We can view the default values for the chart by running the following command:
helm show values fluent/fluent-bit
The default values are good enough for most scenarios, but you can refer to the chart's docs to understand how it can be fully customized and configured.
What we do care about though, is the output configuration, as we want to configure FluentBit to output logs into our ADX cluster.
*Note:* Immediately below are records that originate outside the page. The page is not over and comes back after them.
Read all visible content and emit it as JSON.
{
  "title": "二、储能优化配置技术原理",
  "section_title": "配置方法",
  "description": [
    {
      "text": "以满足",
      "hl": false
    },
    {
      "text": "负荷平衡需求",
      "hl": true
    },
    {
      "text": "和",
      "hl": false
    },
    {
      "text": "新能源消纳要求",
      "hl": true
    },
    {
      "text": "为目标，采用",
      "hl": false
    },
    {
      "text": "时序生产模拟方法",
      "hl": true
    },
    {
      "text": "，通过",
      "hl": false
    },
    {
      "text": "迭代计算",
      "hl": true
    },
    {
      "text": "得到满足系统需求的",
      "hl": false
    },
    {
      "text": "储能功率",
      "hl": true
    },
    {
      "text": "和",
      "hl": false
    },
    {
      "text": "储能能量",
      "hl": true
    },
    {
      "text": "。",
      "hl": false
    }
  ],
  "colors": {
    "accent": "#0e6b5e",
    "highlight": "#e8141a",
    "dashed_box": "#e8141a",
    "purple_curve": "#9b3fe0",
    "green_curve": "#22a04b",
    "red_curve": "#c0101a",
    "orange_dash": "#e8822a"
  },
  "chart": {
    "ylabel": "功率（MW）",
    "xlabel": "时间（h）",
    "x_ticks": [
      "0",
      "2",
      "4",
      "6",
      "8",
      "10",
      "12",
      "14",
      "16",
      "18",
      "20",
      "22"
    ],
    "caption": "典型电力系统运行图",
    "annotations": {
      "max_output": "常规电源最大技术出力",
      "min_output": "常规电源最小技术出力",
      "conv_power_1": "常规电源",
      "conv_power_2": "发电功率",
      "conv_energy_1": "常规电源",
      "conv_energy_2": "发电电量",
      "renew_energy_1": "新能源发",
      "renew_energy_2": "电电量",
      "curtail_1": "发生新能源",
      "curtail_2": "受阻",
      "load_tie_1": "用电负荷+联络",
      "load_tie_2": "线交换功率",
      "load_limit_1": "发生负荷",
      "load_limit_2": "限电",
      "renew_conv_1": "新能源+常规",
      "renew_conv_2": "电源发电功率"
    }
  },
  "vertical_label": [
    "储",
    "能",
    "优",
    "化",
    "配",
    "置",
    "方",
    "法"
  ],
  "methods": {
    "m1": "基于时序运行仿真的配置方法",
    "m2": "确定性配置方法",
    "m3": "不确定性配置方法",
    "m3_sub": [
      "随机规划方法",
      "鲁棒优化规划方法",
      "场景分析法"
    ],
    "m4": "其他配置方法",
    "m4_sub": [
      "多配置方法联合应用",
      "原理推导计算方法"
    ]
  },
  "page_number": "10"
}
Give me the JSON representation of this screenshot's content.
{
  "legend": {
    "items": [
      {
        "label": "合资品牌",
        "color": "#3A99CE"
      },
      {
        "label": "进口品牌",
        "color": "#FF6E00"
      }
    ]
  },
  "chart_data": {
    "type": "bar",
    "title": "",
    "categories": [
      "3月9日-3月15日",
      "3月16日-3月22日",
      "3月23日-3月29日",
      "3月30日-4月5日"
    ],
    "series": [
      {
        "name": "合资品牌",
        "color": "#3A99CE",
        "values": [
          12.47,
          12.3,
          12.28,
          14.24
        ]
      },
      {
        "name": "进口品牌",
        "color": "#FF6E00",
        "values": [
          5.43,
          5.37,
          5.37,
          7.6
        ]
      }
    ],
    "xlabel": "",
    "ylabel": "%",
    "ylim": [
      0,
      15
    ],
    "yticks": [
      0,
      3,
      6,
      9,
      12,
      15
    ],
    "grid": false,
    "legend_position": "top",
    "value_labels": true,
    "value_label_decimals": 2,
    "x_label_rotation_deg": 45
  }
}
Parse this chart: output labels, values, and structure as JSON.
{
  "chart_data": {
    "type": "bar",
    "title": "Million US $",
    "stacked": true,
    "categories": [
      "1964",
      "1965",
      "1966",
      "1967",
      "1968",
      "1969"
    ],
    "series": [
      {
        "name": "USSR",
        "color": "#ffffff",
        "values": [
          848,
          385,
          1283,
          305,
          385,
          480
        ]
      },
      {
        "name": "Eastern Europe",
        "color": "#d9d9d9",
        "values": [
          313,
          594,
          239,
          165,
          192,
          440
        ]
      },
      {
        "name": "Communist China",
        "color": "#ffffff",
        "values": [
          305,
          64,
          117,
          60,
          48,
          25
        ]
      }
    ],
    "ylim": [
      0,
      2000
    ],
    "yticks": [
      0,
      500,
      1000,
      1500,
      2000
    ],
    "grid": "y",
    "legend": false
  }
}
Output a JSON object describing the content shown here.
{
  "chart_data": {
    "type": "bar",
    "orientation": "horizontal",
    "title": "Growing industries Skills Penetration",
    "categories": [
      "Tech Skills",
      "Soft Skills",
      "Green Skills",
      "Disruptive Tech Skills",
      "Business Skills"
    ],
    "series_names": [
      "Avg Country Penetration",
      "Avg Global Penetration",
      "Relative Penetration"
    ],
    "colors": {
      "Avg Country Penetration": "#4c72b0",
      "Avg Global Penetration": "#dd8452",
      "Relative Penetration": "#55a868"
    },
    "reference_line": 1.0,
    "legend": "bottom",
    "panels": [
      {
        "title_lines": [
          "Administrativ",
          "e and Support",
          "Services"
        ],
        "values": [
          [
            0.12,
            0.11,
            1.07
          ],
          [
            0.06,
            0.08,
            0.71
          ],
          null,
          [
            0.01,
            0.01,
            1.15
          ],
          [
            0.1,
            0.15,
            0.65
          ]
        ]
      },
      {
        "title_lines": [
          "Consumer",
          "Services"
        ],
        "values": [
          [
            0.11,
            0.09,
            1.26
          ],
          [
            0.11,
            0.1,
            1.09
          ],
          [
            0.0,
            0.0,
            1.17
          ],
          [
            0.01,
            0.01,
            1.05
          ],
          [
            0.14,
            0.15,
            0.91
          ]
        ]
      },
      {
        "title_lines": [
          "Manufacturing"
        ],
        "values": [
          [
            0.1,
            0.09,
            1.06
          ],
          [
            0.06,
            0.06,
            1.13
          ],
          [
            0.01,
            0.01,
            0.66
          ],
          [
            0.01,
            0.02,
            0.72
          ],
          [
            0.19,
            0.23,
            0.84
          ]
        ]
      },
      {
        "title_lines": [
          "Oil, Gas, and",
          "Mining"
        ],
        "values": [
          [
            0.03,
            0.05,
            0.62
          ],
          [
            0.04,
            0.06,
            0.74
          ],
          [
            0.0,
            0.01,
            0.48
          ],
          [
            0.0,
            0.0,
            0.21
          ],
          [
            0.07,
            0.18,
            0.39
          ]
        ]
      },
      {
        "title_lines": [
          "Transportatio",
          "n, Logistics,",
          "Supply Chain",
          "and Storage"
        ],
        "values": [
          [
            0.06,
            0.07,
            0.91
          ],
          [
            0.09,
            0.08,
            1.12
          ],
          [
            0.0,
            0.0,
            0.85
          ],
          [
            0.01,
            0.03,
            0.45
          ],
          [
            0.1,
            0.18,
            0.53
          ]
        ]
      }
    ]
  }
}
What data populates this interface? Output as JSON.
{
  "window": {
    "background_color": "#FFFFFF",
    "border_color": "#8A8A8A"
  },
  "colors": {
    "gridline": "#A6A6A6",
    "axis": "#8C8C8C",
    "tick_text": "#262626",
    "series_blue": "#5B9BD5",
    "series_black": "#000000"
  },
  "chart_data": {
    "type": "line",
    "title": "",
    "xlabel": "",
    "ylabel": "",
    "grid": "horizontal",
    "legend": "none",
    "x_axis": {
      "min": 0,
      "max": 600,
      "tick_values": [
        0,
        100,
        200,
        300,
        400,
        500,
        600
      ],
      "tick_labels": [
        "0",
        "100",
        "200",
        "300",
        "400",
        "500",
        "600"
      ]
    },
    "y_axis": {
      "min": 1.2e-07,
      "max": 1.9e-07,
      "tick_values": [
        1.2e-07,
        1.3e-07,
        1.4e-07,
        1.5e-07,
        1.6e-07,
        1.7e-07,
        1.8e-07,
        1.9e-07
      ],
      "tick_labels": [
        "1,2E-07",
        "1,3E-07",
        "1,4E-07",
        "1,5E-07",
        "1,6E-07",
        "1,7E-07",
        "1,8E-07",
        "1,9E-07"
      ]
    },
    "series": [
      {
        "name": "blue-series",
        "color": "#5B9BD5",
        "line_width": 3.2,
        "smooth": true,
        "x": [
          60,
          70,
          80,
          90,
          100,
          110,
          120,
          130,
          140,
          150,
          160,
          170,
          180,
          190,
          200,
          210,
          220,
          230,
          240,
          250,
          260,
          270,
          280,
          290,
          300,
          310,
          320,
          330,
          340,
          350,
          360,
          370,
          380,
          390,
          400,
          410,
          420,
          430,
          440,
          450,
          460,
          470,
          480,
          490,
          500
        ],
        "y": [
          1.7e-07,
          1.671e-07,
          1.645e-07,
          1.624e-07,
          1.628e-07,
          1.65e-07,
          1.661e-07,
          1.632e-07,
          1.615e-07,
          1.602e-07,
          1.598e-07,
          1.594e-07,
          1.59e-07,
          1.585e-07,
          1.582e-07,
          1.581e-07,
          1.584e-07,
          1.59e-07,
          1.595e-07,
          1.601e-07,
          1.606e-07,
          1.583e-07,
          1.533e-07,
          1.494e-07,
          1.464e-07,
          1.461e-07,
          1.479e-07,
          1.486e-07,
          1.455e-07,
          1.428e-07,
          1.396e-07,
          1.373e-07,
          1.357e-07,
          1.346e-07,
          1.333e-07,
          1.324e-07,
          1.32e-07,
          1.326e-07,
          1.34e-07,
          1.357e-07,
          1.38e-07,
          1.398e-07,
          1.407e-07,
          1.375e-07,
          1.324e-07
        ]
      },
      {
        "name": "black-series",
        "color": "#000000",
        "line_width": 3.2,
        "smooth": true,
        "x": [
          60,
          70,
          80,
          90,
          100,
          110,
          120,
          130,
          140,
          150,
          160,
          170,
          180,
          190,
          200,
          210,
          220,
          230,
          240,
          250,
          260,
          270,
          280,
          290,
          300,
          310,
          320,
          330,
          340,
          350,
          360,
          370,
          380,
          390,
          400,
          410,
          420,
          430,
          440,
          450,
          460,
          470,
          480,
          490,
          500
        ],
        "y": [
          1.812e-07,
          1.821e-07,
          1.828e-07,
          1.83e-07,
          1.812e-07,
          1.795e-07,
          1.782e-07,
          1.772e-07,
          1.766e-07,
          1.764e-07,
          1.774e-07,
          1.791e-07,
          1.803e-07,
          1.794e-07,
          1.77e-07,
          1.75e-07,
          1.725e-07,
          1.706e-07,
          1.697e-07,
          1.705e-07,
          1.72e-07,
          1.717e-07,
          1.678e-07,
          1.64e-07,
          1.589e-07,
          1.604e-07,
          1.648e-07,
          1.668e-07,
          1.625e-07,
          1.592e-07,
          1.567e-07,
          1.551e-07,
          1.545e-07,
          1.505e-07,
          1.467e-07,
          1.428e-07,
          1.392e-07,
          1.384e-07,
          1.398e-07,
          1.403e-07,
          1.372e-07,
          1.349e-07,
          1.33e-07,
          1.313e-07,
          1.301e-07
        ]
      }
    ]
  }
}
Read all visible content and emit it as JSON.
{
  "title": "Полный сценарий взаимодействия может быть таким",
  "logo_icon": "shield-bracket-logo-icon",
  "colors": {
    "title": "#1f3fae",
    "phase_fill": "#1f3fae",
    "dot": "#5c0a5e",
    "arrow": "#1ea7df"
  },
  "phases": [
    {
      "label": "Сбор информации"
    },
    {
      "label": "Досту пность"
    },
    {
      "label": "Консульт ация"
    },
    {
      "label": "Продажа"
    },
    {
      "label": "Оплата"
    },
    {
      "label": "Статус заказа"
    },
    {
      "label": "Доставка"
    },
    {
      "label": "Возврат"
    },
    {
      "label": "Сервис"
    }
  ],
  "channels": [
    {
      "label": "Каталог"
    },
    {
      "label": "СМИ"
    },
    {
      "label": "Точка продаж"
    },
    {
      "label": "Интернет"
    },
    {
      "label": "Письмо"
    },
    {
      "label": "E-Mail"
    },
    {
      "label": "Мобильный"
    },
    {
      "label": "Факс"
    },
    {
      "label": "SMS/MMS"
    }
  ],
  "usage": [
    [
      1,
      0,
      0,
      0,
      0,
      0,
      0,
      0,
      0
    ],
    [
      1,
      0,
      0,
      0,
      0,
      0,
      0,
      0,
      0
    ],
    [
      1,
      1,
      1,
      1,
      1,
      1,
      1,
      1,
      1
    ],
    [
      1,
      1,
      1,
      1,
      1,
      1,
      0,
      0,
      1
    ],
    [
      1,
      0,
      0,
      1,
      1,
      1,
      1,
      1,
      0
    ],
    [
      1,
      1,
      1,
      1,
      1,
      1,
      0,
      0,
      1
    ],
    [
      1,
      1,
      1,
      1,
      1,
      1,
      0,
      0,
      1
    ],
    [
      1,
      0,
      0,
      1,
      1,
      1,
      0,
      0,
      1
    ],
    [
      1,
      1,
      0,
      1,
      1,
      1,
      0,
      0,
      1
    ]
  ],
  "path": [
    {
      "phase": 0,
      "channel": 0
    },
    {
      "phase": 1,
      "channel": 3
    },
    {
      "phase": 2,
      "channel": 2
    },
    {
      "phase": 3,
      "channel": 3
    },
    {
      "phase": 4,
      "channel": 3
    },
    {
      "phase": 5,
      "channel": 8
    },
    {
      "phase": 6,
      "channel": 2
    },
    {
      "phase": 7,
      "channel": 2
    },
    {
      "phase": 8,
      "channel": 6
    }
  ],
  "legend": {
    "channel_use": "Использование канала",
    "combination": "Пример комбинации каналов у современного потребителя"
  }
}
To customize this configuration, we can create a values.yaml with our specific configuration:
cat << EOF > values.yaml
config:
outputs: |
[OUTPUT]
Match * # Ingest everything, optionally we could provide a specific tag
Name azure_kusto
Tenant_Id <app_tenant_id>
Client_Id <app_client_id>
Client_Secret <app_secret>
Ingestion_Endpoint https://ingest-<cluster>.<region>.kusto.windows.net
Database_Name MyDatabase
Table_Name FluentBit
EOF
Finally, all we need is to install the chart on our Kubernetes cluster:
helm install <release_name> fluent/fluent-bit --values values.yaml
After confirming the helm chart deployed successfully, we can expect to receive logs in our cluster:
It's important to note that our configuration can be further customized to use ingestion mapping, and route tags to specific tables, so our logs can be nicely structured and organized, but this simple demo shows how we can make all of our Kubernetes cluster logs can be exported into our ADX cluster, where it can be queried with great efficiency.
Final thoughts
We showed how with a simple output configuration in Fluent Bit, all our logs could be ingested into our ADX cluster, where they can be easily available and searchable. No matter the complexity of our system’s architecture, Fluent Bit can process all our local logs, transform them, and ingest them into a centralized ADX cluster.